The study of time is currently enjoying a lot of attention from scientists worldwide. However, what concept of time is being studied in each laboratory, and what do the findings tell us? The main issue here relates to the operational definition of time. In the literature, one will find terms such as time sense, psychological time, temporal reasoning, psychological moment etc. The problematic issues associated with the operational definition of time extend to the measurement of TP. For instance, some researchers measure TP using discrimination, motor tapping, duration, and order judgment tasks, to name just a few. What do each of these tasks actually measure and are they accurate? In order to answer such questions a deeper conceptual analysis of time is needed.

Researchers involved in the study of time are aware of these issues and attempts are often made to resolve them.

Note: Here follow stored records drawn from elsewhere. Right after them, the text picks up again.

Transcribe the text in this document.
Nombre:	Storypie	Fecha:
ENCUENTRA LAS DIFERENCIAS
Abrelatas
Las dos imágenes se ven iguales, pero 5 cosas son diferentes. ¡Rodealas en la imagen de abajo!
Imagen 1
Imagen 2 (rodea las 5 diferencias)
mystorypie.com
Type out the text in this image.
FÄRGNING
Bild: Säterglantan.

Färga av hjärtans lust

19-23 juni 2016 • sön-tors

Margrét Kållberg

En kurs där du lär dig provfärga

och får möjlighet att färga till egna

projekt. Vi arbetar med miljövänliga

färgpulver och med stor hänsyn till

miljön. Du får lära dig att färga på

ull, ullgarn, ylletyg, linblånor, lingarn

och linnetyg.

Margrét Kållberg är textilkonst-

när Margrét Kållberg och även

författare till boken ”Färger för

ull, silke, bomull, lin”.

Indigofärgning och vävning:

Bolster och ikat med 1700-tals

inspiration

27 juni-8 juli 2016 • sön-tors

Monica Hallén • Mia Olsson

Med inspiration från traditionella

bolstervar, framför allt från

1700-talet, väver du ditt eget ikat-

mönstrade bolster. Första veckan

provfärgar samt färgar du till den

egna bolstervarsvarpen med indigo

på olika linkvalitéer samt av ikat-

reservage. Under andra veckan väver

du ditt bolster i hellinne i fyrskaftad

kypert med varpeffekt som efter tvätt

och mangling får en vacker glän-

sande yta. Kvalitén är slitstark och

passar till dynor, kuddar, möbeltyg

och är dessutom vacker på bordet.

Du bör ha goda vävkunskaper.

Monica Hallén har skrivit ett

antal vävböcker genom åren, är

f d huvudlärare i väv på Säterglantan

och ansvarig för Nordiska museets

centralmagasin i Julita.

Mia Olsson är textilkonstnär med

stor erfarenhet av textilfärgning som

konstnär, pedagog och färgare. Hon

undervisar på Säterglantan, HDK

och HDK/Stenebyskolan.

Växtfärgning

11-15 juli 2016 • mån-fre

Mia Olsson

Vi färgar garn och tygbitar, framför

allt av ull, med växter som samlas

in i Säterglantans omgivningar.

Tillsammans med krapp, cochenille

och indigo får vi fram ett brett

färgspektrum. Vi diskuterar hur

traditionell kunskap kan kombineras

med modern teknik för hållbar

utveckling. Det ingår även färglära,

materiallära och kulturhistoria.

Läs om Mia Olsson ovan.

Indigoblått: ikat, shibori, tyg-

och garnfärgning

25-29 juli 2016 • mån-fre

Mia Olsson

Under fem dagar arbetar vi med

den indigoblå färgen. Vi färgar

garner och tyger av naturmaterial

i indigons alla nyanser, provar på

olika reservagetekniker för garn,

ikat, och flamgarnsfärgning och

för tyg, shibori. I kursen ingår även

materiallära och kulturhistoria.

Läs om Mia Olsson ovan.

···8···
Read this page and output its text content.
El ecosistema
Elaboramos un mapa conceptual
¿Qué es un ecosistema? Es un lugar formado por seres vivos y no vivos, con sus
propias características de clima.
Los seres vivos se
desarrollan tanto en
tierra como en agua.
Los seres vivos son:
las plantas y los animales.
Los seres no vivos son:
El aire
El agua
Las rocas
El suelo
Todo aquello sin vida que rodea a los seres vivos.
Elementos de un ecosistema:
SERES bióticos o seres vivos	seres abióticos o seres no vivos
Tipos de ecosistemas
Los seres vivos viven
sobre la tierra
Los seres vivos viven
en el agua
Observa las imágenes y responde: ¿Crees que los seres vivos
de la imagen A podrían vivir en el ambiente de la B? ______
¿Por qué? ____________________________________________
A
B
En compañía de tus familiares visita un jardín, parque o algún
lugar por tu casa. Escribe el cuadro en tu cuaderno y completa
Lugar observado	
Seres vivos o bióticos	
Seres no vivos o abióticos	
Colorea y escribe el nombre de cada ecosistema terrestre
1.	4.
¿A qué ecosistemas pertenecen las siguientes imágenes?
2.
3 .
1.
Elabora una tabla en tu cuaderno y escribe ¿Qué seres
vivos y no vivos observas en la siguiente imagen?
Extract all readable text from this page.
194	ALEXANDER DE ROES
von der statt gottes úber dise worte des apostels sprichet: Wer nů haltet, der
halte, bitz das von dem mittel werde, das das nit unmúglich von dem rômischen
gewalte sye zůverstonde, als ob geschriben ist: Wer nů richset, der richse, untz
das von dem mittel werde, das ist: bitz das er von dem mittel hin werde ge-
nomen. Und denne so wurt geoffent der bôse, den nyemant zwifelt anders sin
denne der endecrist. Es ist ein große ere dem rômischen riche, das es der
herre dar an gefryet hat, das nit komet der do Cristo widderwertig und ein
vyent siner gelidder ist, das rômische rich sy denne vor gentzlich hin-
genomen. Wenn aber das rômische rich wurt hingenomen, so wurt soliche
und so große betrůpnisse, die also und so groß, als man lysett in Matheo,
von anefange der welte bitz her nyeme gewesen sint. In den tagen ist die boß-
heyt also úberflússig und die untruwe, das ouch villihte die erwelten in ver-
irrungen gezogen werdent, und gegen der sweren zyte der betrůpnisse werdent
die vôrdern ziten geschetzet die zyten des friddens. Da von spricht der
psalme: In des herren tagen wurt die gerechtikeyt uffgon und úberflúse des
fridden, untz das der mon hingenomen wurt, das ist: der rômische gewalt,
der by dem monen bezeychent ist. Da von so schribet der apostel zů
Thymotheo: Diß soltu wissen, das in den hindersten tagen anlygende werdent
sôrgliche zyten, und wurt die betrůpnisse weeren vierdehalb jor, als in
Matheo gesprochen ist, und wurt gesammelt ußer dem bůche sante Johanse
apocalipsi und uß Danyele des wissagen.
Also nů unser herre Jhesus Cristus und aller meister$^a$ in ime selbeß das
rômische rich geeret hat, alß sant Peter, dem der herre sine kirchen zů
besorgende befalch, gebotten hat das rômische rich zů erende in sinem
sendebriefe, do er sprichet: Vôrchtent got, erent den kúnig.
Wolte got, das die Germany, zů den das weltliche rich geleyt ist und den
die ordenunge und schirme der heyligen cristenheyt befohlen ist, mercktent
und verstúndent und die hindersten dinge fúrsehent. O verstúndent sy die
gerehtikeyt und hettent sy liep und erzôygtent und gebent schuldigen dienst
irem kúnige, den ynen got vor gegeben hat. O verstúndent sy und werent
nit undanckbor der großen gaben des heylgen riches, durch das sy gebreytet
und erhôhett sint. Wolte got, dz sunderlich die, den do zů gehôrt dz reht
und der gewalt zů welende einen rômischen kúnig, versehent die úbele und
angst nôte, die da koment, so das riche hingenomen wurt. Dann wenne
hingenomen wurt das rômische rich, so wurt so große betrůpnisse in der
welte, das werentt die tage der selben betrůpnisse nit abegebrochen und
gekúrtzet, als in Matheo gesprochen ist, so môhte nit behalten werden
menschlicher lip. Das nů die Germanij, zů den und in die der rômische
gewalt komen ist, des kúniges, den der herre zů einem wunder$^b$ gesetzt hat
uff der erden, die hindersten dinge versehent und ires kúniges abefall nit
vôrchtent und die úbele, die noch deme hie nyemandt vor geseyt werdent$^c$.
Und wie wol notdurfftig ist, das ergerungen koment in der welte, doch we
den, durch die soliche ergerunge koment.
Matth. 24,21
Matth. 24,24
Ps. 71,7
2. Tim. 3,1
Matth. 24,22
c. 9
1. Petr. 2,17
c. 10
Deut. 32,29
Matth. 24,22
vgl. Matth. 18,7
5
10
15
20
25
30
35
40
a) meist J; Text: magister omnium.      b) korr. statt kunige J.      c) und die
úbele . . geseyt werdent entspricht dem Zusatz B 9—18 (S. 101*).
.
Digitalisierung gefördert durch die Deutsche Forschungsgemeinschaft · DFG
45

To this date, however, there is no orchestrated multidisciplinary network to resolve the definitional/measurement issues of human and animal TP. TIMELY aims to satisfy the need for a common network in understanding TP.

Possible outcomes:

  1. In-depth conceptual analysis of time and review of the operational definitions of the various aspects of TP that may provide a common-interdisciplinary grounding of the concept of time. This analysis could lead to the creation of a common-interdisciplinary taxonomy of time.
  2. In-depth analysis of the existing methodologies used for measuring TP and development of a new model(s) for measuring TP.
  3. Development of a prototypical tool for the assessment of generic/musical timing abilities that will monitor timing performance in human adults and children through personalized engaging and joyful activities (e.g., music games or music listening and performance activities).
  4. Development of an online source for measurement standards and data exchange.
  5. Evaluation of time standards in user interface design in Human-Computer Interaction application domains (e.g., air traffic control etc.).